Burke also suggested that I reach out to Jan Emerson-Shea, the vice president for external affairs at the California Hospital Association. So I did.

“You know, people often like to say, ‘Well, I shop for shoes, and I shop for cars, so why shouldn’t I be able to shop for health care, and look at prices ahead of time?’” Emerson-Shea said. “We understand the desire for that level of price transparency, and hospitals are always willing to do the best they can to provide that information. But it’s important for people to understand that these things are different, because you’re talking about a person’s individual health-care needs. So if I happen to have diabetes, and you don’t, we might be having the same health-care procedure, but mine might be more complicated and more expensive due to my pre-existing health condition. People have to understand that everything with health-care pricing is dependent on what your actual needs are as a person, and then it’s also dictated by what your insurance coverage is—and if you are uninsured, California has a decade-old law that limits how much you can be liable for in terms of your hospital care. Depending on your income level, this state law says that hospitals are required to give you either free or discounted care based on a sliding scale. So, really, no patient ever winds up paying the dollar-cost amounts that are shown on any charge master list.”

In other words … all the hospitals in the United States are complying with this requirement to post their charge masters because they’re required to do so, yet everybody involved knows that the charge masters are of no use to anyone in the patient population?

“Yes. That’s exactly right,” she replied.

Where does this leave the discussion about cost transparency within the health-care industry?

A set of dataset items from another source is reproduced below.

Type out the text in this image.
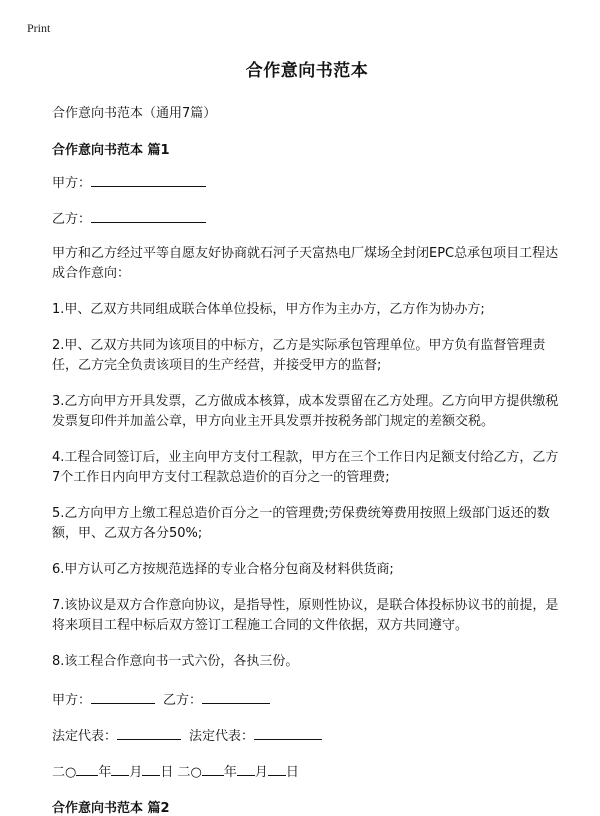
Print
合作意向书范本
合作意向书范本（通用7篇）
合作意向书范本 篇1
甲方：
乙方：
甲方和乙方经过平等自愿友好协商就石河子天富热电厂煤场全封闭EPC总承包项目工程达成合作意向：
1.甲、乙双方共同组成联合体单位投标，甲方作为主办方，乙方作为协办方;
2.甲、乙双方共同为该项目的中标方，乙方是实际承包管理单位。甲方负有监督管理责任，乙方完全负责该项目的生产经营，并接受甲方的监督;
3.乙方向甲方开具发票，乙方做成本核算，成本发票留在乙方处理。乙方向甲方提供缴税发票复印件并加盖公章，甲方向业主开具发票并按税务部门规定的差额交税。
4.工程合同签订后，业主向甲方支付工程款，甲方在三个工作日内足额支付给乙方，乙方7个工作日内向甲方支付工程款总造价的百分之一的管理费;
5.乙方向甲方上缴工程总造价百分之一的管理费;劳保费统筹费用按照上级部门返还的数额，甲、乙双方各分50%;
6.甲方认可乙方按规范选择的专业合格分包商及材料供货商;
7.该协议是双方合作意向协议，是指导性，原则性协议，是联合体投标协议书的前提，是将来项目工程中标后双方签订工程施工合同的文件依据，双方共同遵守。
8.该工程合作意向书一式六份，各执三份。
甲方：	乙方：
法定代表：	法定代表：
二○ 年 月 日 二○ 年 月 日
合作意向书范本 篇2
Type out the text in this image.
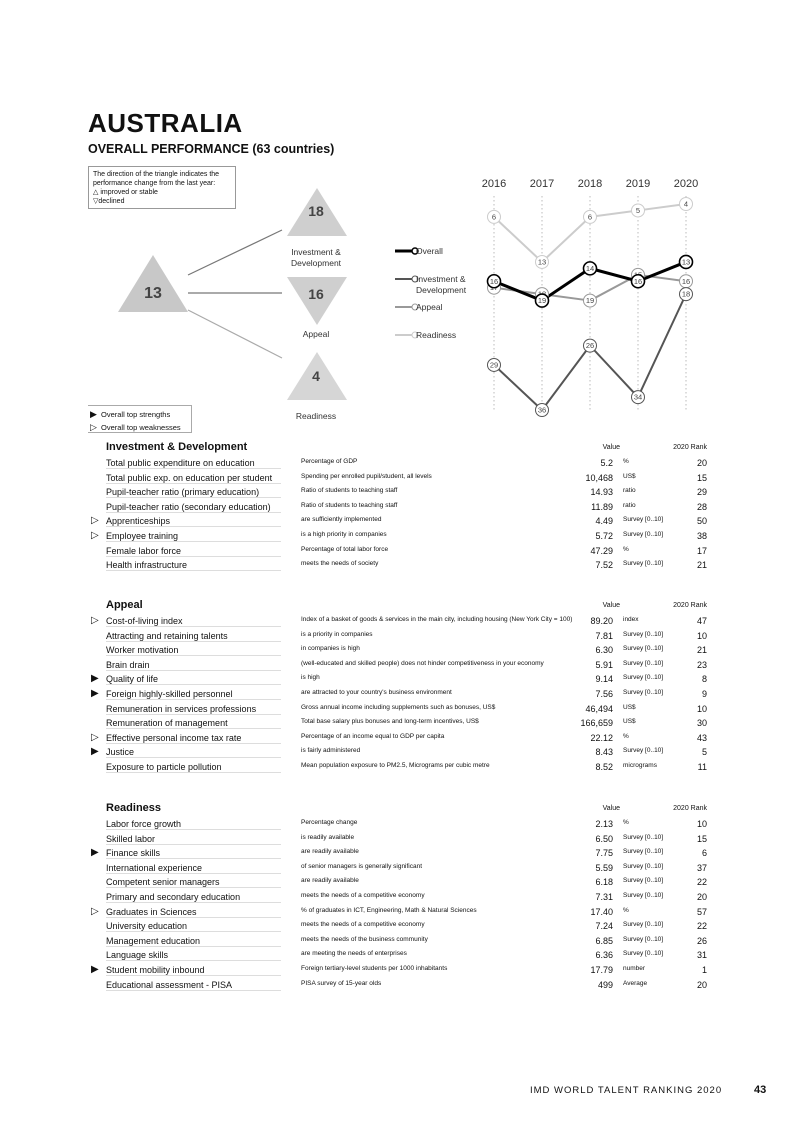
AUSTRALIA
OVERALL PERFORMANCE (63 countries)
The direction of the triangle indicates the
performance change from the last year:
△ improved or stable
▽declined
13
18
Investment &
Development
16
Appeal
4
Readiness
Overall
Investment &
Development
Appeal
Readiness
2016 2017 2018 2019 2020
6
13
6
5
4
19
16
29
36
26
34
18
16
19
14
16
13
▶ Overall top strengths
▷ Overall top weaknesses
Investment & Development	Value	2020 Rank
Total public expenditure on education	Percentage of GDP	5.2 %	20
Total public exp. on education per student	Spending per enrolled pupil/student, all levels	10,468 US$	15
Pupil-teacher ratio (primary education)	Ratio of students to teaching staff	14.93 ratio	29
Pupil-teacher ratio (secondary education)	Ratio of students to teaching staff	11.89 ratio	28
▷ Apprenticeships	are sufficiently implemented	4.49 Survey [0..10]	50
▷ Employee training	is a high priority in companies	5.72 Survey [0..10]	38
Female labor force	Percentage of total labor force	47.29 %	17
Health infrastructure	meets the needs of society	7.52 Survey [0..10]	21
Appeal	Value	2020 Rank
▷ Cost-of-living index	Index of a basket of goods & services in the main city, including housing (New York City = 100) 89.20 index	47
Attracting and retaining talents	is a priority in companies	7.81 Survey [0..10]	10
Worker motivation	in companies is high	6.30 Survey [0..10]	21
Brain drain	(well-educated and skilled people) does not hinder competitiveness in your economy	5.91 Survey [0..10]	23
▶ Quality of life	is high	9.14 Survey [0..10]	8
▶ Foreign highly-skilled personnel	are attracted to your country's business environment	7.56 Survey [0..10]	9
Remuneration in services professions	Gross annual income including supplements such as bonuses, US$	46,494 US$	10
Remuneration of management	Total base salary plus bonuses and long-term incentives, US$	166,659 US$	30
▷ Effective personal income tax rate	Percentage of an income equal to GDP per capita	22.12 %	43
▶ Justice	is fairly administered	8.43 Survey [0..10]	5
Exposure to particle pollution	Mean population exposure to PM2.5, Micrograms per cubic metre	8.52 micrograms	11
Readiness	Value	2020 Rank
Labor force growth	Percentage change	2.13 %	10
Skilled labor	is readily available	6.50 Survey [0..10]	15
▶ Finance skills	are readily available	7.75 Survey [0..10]	6
International experience	of senior managers is generally significant	5.59 Survey [0..10]	37
Competent senior managers	are readily available	6.18 Survey [0..10]	22
Primary and secondary education	meets the needs of a competitive economy	7.31 Survey [0..10]	20
▷ Graduates in Sciences	% of graduates in ICT, Engineering, Math & Natural Sciences	17.40 %	57
University education	meets the needs of a competitive economy	7.24 Survey [0..10]	22
Management education	meets the needs of the business community	6.85 Survey [0..10]	26
Language skills	are meeting the needs of enterprises	6.36 Survey [0..10]	31
▶ Student mobility inbound	Foreign tertiary-level students per 1000 inhabitants	17.79 number	1
Educational assessment - PISA	PISA survey of 15-year olds	499 Average	20
IMD WORLD TALENT RANKING 2020	43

“Legally, we are complying with what the laws and regulations require,” Emerson-Shea said. “Is it fair to say that hospitals understand that this information is not very useful, and that we’re looking for ways to make it more useful? Yes. This is not an easy discussion, but I can certainly say that our association is working with our member hospitals to figure out what other options there may be. There are some hospitals in the state that have looked at new technologies to see if there’s a way to put a price estimator on their website that allows patients to go in pre-surgery and enter their information. I think it’s certainly fair to say that there’s a live conversation going on.”

She them summed up the puzzle facing all parties involved.

“If you’re faced with having a procedure done at a hospital, you’ll be going to the hospital where your doctor practices, or you’re being taken to one by an ambulance. … Are you really going to shop around for prices in that situation? I know the California Health Care Foundation has done some research on this question, and they found that, for the most part, consumers are not shopping for health care in that way. … It is not similar to shopping for any other type of a consumer product. Still, I think it’s fair to say that hospitals are looking at how to make this information more useful for patients.”